Sidekick Bond activities: where the side content serves the main story
Like a Dragon: Infinite Wealth has seven main party members and a sidekick bond system that attaches character development — stat boosts, new moves, relationship story beats — to leisure activities completed together. Each character has three or four preferred activity types. Chitose responds to Dondoko Island progress. Eric Tomizawa, the American party member who functions as the game's most pointed culture-clash joke, prefers the sports activities in Waikiki. Tomura's bond chain runs through mahjong at Palekana Lani. The system is not subtle about steering you back into the activity roster, but the steering is well-matched: the character choices feel motivated rather than arbitrary.
Bond maxing all seven characters before Chapter 10 is practically impossible without a deliberate grinding strategy, and the game does not punish partial completion — bond boosts are additive, not binary. The design comparison here is to Persona 5's Confidant system, another JRPG that used social activity as mechanical scaffolding. Infinite Wealth is less punishing about time management because it has no calendar pressure, which opens up the activity roster to more casual engagement without breaking the systems for players who want to go deep.

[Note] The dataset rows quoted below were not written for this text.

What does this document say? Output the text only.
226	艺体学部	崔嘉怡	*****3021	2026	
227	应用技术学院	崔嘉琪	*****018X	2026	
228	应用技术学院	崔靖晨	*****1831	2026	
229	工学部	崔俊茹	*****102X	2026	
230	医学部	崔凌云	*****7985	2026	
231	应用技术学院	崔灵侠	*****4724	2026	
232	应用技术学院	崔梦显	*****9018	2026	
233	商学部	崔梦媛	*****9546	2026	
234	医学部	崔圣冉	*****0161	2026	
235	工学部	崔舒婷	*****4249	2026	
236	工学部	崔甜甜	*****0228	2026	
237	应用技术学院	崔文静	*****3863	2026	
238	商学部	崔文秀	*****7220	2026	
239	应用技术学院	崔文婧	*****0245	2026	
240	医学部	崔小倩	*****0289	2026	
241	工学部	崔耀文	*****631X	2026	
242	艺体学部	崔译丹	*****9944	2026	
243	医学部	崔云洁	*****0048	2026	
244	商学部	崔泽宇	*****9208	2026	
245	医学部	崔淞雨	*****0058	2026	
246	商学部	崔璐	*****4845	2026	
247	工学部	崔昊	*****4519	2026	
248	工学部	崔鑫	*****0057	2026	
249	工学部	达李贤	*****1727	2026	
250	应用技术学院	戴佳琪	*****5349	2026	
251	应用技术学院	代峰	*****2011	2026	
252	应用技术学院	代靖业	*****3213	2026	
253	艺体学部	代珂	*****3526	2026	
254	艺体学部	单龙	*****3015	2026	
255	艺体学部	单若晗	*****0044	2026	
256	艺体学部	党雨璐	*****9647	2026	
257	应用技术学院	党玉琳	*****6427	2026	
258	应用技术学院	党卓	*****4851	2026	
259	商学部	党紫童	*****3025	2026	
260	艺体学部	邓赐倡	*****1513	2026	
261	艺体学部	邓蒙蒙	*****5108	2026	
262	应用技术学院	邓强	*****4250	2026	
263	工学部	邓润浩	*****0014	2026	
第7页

What to prioritise and in what order
If you're approaching Infinite Wealth with a completionist mindset, the sequencing matters. Start Dondoko Island in Chapter 4 and check in consistently — the time investment per session is low but the cumulative resource payoff is high. Unlock Sicko Snap early and photograph enemies as you encounter them rather than in a dedicated grind session; the organic approach is faster. The Sujimon League can wait until Chapter 6 or 7 when your roster has breadth. Palekana Lani's table games are worth visiting for the substories; the mahjong chain in particular has a difficulty spike that benefits from going in with some chip reserves built up from earlier sessions.
Bond activities should be woven in throughout rather than batched — the emotional payoff of a bond scene lands better when you've spent time with the character in actual story chapters. Frontloading all of Tomura's bond chain before his Chapter 7 role pays narrative dividends that the game's writers clearly intended.
RGG Studio has spent thirty-plus years building a design philosophy around the idea that the side content is not filler — it is the texture of the world, and the world's texture is the point. Like a Dragon: Infinite Wealth is the fullest realisation of that philosophy to date. The island, the photography, the venue set-pieces, the bond system: none of it is mandatory, all of it is good, and the game is substantially smaller if you skip it. That's a harder design problem to solve than it looks, and they've solved it.

Comments (6)
Solid analysis. Did you try the mod community after the 1.2 patch?
Multiplayer mode adds 30+ hours of replay value. Underrated section.
The pacing in the second act is exactly the issue that gets glossed over in most reviews.
Wish more outlets pushed back on the difficulty spike around hour 10.
Bought it on sale last week — already 18 hours in. Highly recommend.